The personal information of babies is now available on the dark web.
Younger children — even newborns — now have a social security number, but they have obviously never made any purchases, which means they have a “perfect” credit history. Hackers sell the information these days with a complete “how to” for the buyer, explaining the steps to file fraudulent tax records or apply for a credit card without getting caught.
As the child grows up, he or she might discover they’ve been hacked. And it will be difficult or impossible to correct any credit history problems or fraudulent purchases.
Experts tell Fox News the technique actually works.
“From what our researchers have seen, there is an elaborate marketplace on the dark web where the stolen data is distributed through channels to end users,” said Leon Lerman, the CEO of Cynerio, a healthcare security company based in New York. “The hackers, who at the top of the black market value chain, sell raw patient data in bulk.”
Interestingly, Lerman says this is one case where educating the public — even the parents — might not help. With most security risks, part of the answer is to withhold personal information unless it is absolutely required. However, parents must register the child’s new SSN.

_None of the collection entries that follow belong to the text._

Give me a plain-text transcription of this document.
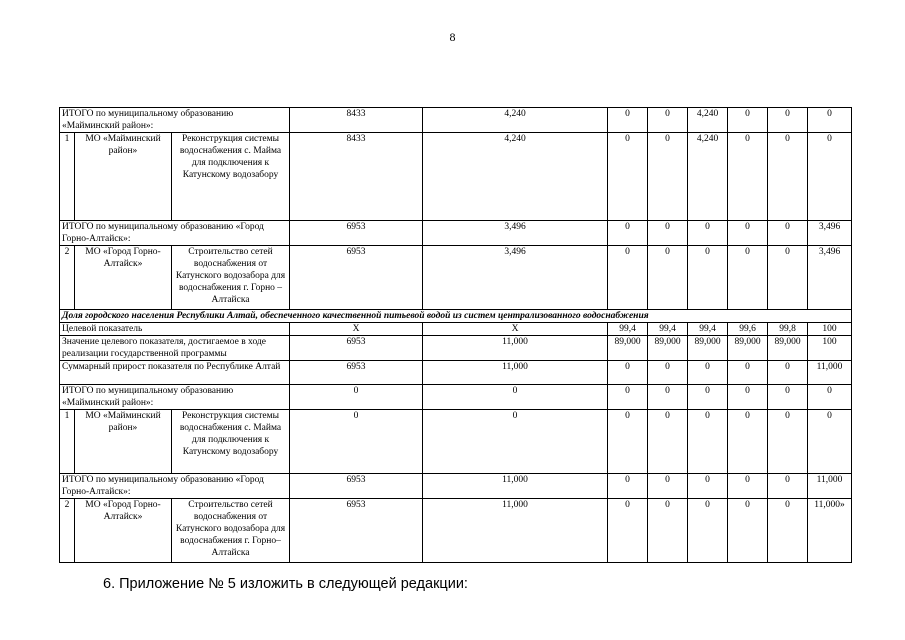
8
ИТОГО по муниципальному образованию «Майминский район»:			8433	4,240	0	0	4,240	0	0	0
1	МО «Майминский район»	Реконструкция системы водоснабжения с. Майма для подключения к Катунскому водозабору	8433	4,240	0	0	4,240	0	0	0
ИТОГО по муниципальному образованию «Город Горно-Алтайск»:			6953	3,496	0	0	0	0	0	3,496
2	МО «Город Горно-Алтайск»	Строительство сетей водоснабжения от Катунского водозабора для водоснабжения г. Горно – Алтайска	6953	3,496	0	0	0	0	0	3,496
Доля городского населения Республики Алтай, обеспеченного качественной питьевой водой из систем централизованного водоснабжения										
Целевой показатель			Х	Х	99,4	99,4	99,4	99,6	99,8	100
Значение целевого показателя, достигаемое в ходе реализации государственной программы			6953	11,000	89,000	89,000	89,000	89,000	89,000	100
Суммарный прирост показателя по Республике Алтай			6953	11,000	0	0	0	0	0	11,000
ИТОГО по муниципальному образованию «Майминский район»:			0	0	0	0	0	0	0	0
1	МО «Майминский район»	Реконструкция системы водоснабжения с. Майма для подключения к Катунскому водозабору	0	0	0	0	0	0	0	0
ИТОГО по муниципальному образованию «Город Горно-Алтайск»:			6953	11,000	0	0	0	0	0	11,000
2	МО «Город Горно-Алтайск»	Строительство сетей водоснабжения от Катунского водозабора для водоснабжения г. Горно–Алтайска	6953	11,000	0	0	0	0	0	11,000»
6. Приложение № 5 изложить в следующей редакции:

Ron Schlecht, a managing partner at BTB Security, says the problem with hacked data for young children is that it can be combined with other data. For example, since the SSN and date of birth data is real, the hacker might build a credit record using a fake name and address. Even denied attempts to apply for credit cards help build up the history, he says.
“It’s a type of fraud that combined real information with fake information,” he said.

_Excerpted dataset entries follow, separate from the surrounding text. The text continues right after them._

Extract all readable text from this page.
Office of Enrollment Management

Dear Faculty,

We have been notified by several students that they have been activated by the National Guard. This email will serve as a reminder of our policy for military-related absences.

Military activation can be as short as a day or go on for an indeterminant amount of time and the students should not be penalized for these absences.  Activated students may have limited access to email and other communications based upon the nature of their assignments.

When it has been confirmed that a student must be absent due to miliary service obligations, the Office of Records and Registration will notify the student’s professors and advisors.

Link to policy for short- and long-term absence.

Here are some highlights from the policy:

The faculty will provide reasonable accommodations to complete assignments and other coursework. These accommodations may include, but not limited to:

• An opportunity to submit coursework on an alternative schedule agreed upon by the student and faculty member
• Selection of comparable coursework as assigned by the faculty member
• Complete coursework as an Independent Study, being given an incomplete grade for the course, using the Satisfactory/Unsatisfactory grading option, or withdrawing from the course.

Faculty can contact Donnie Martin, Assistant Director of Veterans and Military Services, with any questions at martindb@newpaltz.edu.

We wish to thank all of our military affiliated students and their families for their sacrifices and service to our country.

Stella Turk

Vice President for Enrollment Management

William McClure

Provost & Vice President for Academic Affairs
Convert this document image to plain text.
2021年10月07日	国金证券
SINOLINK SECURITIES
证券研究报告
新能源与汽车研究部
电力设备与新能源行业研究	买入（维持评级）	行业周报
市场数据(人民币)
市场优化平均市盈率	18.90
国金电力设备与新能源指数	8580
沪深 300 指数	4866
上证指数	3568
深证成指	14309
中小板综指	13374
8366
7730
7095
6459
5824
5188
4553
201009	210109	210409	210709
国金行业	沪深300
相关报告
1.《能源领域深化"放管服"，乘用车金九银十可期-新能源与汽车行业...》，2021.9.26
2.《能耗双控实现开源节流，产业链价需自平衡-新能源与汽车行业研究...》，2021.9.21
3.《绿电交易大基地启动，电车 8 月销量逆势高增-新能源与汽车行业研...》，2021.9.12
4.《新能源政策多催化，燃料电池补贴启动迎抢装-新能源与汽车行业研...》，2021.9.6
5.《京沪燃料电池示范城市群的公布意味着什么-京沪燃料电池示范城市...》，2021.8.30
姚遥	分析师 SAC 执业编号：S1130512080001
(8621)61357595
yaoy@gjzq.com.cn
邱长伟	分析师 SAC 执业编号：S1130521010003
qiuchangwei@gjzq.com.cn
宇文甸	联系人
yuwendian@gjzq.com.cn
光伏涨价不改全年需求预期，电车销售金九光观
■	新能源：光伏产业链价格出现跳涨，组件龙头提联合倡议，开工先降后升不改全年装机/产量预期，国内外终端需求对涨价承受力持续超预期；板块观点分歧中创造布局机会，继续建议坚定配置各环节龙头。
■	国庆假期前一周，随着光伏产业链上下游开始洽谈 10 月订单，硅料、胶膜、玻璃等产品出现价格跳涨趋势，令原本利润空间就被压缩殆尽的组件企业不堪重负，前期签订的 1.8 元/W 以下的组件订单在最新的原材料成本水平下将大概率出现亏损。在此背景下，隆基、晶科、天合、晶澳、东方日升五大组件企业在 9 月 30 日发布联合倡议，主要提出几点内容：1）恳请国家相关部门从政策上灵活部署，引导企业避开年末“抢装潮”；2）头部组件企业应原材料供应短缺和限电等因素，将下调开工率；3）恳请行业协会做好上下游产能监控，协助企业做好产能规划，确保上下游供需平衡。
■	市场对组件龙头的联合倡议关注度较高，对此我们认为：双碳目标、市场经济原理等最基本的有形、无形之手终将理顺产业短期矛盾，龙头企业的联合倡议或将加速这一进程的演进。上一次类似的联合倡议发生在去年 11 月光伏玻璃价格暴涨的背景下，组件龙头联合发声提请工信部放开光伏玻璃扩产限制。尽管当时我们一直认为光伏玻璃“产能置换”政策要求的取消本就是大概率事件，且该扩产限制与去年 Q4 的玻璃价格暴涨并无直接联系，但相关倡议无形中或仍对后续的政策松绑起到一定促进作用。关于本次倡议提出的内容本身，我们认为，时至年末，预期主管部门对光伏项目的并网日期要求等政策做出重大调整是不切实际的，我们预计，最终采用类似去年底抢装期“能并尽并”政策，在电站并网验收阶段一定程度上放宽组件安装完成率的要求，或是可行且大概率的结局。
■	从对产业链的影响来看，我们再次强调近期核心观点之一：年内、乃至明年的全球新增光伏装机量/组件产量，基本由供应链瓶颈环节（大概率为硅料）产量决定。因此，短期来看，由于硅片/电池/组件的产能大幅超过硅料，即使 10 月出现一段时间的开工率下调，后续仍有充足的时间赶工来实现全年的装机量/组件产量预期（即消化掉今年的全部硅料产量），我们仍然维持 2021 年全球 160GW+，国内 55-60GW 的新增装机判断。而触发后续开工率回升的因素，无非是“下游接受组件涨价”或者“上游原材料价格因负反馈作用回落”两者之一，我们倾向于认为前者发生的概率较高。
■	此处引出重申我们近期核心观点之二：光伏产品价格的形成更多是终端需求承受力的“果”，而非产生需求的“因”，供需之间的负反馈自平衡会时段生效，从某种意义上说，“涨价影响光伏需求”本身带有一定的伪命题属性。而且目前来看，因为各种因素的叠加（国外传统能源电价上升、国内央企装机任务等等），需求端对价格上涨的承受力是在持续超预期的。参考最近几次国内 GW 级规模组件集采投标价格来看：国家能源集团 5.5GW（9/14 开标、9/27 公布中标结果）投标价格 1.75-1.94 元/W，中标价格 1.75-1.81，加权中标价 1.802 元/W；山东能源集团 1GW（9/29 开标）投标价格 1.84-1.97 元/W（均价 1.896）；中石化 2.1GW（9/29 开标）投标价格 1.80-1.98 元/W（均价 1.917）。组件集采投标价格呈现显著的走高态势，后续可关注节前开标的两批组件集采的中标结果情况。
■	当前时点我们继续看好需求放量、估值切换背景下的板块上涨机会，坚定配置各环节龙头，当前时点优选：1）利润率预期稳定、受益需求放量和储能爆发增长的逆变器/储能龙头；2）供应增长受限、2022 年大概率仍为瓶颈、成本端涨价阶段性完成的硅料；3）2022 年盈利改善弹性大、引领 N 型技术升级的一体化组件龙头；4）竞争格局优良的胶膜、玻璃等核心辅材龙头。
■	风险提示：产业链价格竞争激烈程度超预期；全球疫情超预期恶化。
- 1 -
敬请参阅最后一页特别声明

Mounir Hahad, the head of threat research at Juniper Networks, said it’s even at the point where the youngest children will likely assume they’ve been hacked by the time they reach the age to obtain a credit card, a new mortgage or buy a car. “It’s no longer a matter of protecting against theft, but instead protecting ourselves against the fallout,” he explained.
According to Gary Davis, the chief consumer security evangelist at McAfee, another problem is that parents won’t bother to check if there’s been a hack for several years. So the theft is “safe” on the dark web unless parents check the history routinely.

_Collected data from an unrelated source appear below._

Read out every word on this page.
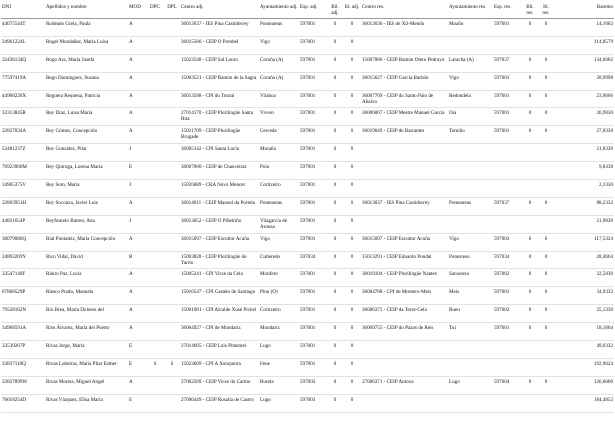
DNI	Apellidos y nombre	MOD	DPC	DPL	Centro adj.	Ayuntamiento adj.	Esp. adj.	Bil. adj.	Itl. adj.	Centro res.	Ayuntamiento res.	Esp. res.	Bil. res.	Itl. res.	Baremo
44075544T	Rodeado Grela, Paula	A			36013037 - IES Pina Castidorrey	Ponteareas	597001	0	0	36013036 - IES de Xil-Mendo	Moaño	597001	0	0	14,1662
34961224L	Rogel Mondañez, Maria Luisa	A			36015566 - CEIP O Pombel	Vigo	597001	0	0						114,8579
32436134Q	Rogo Ara, Maria Josefa	A			15023548 - CEIP Sal Louro	Coruña (A)	597001	0	0	15007886 - CEIP Ramón Otero Pedrayo	Laracha (A)	597037	0	0	134,6662
77597419A	Rego Domínguez, Susana	A			15003521 - CEIP Ramón de la Sagra	Coruña (A)	597001	0	0	36015627 - CEIP García Barbón	Vigo	597001	0	0	28,9998
44908226X	Reguera Requena, Patricia	A			36013588 - CPI do Toural	Vilaboa	597001	0	0	36007709 - CEIP do Santo Paio de Abaixo	Redondela	597001	0	0	23,9666
33313845R	Rey Díaz, Luisa María	A			27014170 - CEIP Plurilingüe Santa Rita	Vivero	597001	0	0	36006067 - CEIP Mestre Manuel García	Oia	597001	0	0	26,9830
32827834A	Rey Gómez, Concepción	A			15021709 - CEIP Plurilingüe Brugade	Cerceda	597001	0	0	36019049 - CEIP de Barrantes	Tomiño	597001	0	0	27,8330
52481237Z	Rey González, Pilar	J			36005142 - CPI Santa Lucía	Moraña	597001	0	0						21,8330
76923966M	Rey Quiroga, Lorena María	E			36007060 - CEIP de Chanceiras	Poio	597001	0	0						9,8330
34965375V	Rey Soto, María	J			15026689 - CRA Novo Mencer	Cortizeiro	597001	0	0						2,1330
32803951H	Rey Socouza, Javier Luis	A			36014611 - CEIP Manoel da Portela	Ponteareas	597001	0	0	36013037 - IES Pina Castidorrey	Ponteareas	597037	0	0	88,2332
44831654P	Reyfonrelo Barreo, Ana	J			36013652 - CEIP O Piñeiriño	Vilagarcía de Arousa	597001	0	0						21,9830
36079086Q	Rial Pontaleiz, María Concepción	A			36015097 - CEIP Escultor Acuña	Vigo	597001	0	0	36015097 - CEIP Escultor Acuña	Vigo	597003	0	0	117,5324
34893269Y	Rico Vidal, David	B			15003828 - CEIP Plurilingüe de Tarrío	Culleredo	597034	0	0	15013291 - CEIP Eduardo Pondal	Ponteceso	597034	0	0	28,4664
33547140F	Rieiro Paz, Lucía	A			15005241 - CPI Virxe da Cela	Monfero	597001	0	0	36018104 - CEIP Plurilingüe Nantes	Sanxenxo	597002	0	0	32,5830
67868529P	Riesco Prado, Manuela	A			15016547 - CPI Castelo de Santiago	Pino (O)	597001	0	0	36004708 - CPI de Montero-Meis	Meis	597001	0	0	34,9332
79528162N	Río Brea, María Dolores del	A			15001081 - CPI Alcalde Xosé Pichel	Cortizeiro	597001	0	0	36006375 - CEIP da Torre-Cela	Bueu	597002	0	0	25,1330
34968591A	Ríos Álvarez, María del Puerto	A			36004927 - CPI de Mondariz	Mondariz	597001	0	0	36009755 - CEIP do Pazos de Reis	Tui	597001	0	0	18,1664
33539267P	Rivas Jorge, María	E			27014605 - CEIP Luis Pimentel	Lugo	597001	0	0						49,0332
33837110Q	Rivas Lobeiras, María Pilar Esther	E	S	S	15023609 - CPI A Xunqueira	Fene	597001	0	0						192,9624
33827899W	Rivas Moreia, Miguel Angel	A			27002589 - CEIP Virxe do Carmo	Burela	597003	0	0	27006371 - CEIP Antoxa	Lugo	597004	0	0	126,6660
76618254D	Rivas Vázquez, Elisa María	E			27006449 - CEIP Rosalía de Castro	Lugo	597003	0	0						184,4852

“Depending on how extensively the information has been abused, it could take the child years to remediate and get their identity and reputation restored,” says Davis. “In extreme cases, they may need to get a new social security number.”
One solution? Business expert and author Aaron Young says parents should think about whether they really need to hand out personal information for babies.
“Pay attention to who you allow to have your children’s identifying information,” he says. “Why does the doctor need that? Why does the school need that?”